Terrific Tahlia helps Dees dismantle Roos

NAARM returned to the top of the AFLW ladder over the weekend with a 23-point win over the Kangaroos.

One of the most influential performances of the night belonged to defender Tahlia Gillard. Not one to normally attract much of the media limelight, Gillard is the kind of player who just quietly goes about her job and that is very much what she did on Saturday night. She is someone who took the opportunity she was given last year for more regular game time, and has really made the most of it.

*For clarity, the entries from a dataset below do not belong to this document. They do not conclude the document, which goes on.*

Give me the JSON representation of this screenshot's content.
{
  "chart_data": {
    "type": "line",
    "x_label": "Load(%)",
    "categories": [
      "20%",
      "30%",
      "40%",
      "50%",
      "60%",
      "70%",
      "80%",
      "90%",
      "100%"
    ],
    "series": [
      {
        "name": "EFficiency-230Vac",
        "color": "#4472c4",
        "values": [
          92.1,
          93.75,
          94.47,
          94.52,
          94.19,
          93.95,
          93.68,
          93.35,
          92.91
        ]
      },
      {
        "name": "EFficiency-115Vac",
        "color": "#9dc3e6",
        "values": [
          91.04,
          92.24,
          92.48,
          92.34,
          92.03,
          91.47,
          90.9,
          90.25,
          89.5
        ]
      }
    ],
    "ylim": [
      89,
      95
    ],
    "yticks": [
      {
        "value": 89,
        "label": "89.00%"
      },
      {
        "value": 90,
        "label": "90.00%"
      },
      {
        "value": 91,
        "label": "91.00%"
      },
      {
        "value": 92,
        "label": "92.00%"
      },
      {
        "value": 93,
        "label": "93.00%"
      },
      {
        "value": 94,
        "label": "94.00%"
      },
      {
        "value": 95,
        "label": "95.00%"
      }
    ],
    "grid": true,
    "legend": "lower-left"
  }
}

She played on Kate Shierlaw for much of the night on Saturday night, and restricted the star forward to only nine disposals and no goals. Shierlaw still took four marks, but thanks to pressure from Gillard and the rest of the Naarm defence she dropped many more than that.

A stereotype defying defender, Gillard was able to utilise her strengths on Saturday night to really restrict North’s what is normally really dominant tall forward line.

Tahlia Gillard Stats vs North Melbourne

Disposals: 13 (8 contested and 5 uncontested)
Marks:
5
Tackles:
2
Metres Gained:
167
Contested Marks: 1
Inside 50s: 4
Score Involvements:
1
Intercept Possessions:
11
Disposal Efficiency:
76.9%

One of the strongest aspects of Gillard’s game is her ability to spoil, even from behind, which was again on full display on Saturday night. Using her advantage to her full advantage, she is able to spoil the ball in a pack situation, even carefully doing it from behind at times and avoiding high contact free kicks. This happens both in moving packs and stationery packs.

Another strong component of Gillard’s game is her intercept ability. With her height and strong positioning skills, she is really good at intercepting the long kicks coming down the ground. This was not just in defence too, but was also in the middle of the ground and even as far up as on the 50m arc of Naarm’s forward line as part of the wall.

The combination of these two skills in Gillard’s game really made it tough for North Melbourne to score in the dominant way they have for much of this season. North Melbourne’s dominant tall forwards struggled to take marks with anywhere the level of ease as they had earlier in the season, and that exposed how reliant North Melbourne is on its tall forwards.

Gillard’s intercept work even proved frustrating for North’s defenders in the last quarter. Gillard had pushed up to be a part of the wall around Naarm’s forward 50, and in the Kangaroos’ desperation to escape their defensive 50, they kept kicking long in the hope to find a target. Unfortunately for the Kangaroos, that target was often Gillard.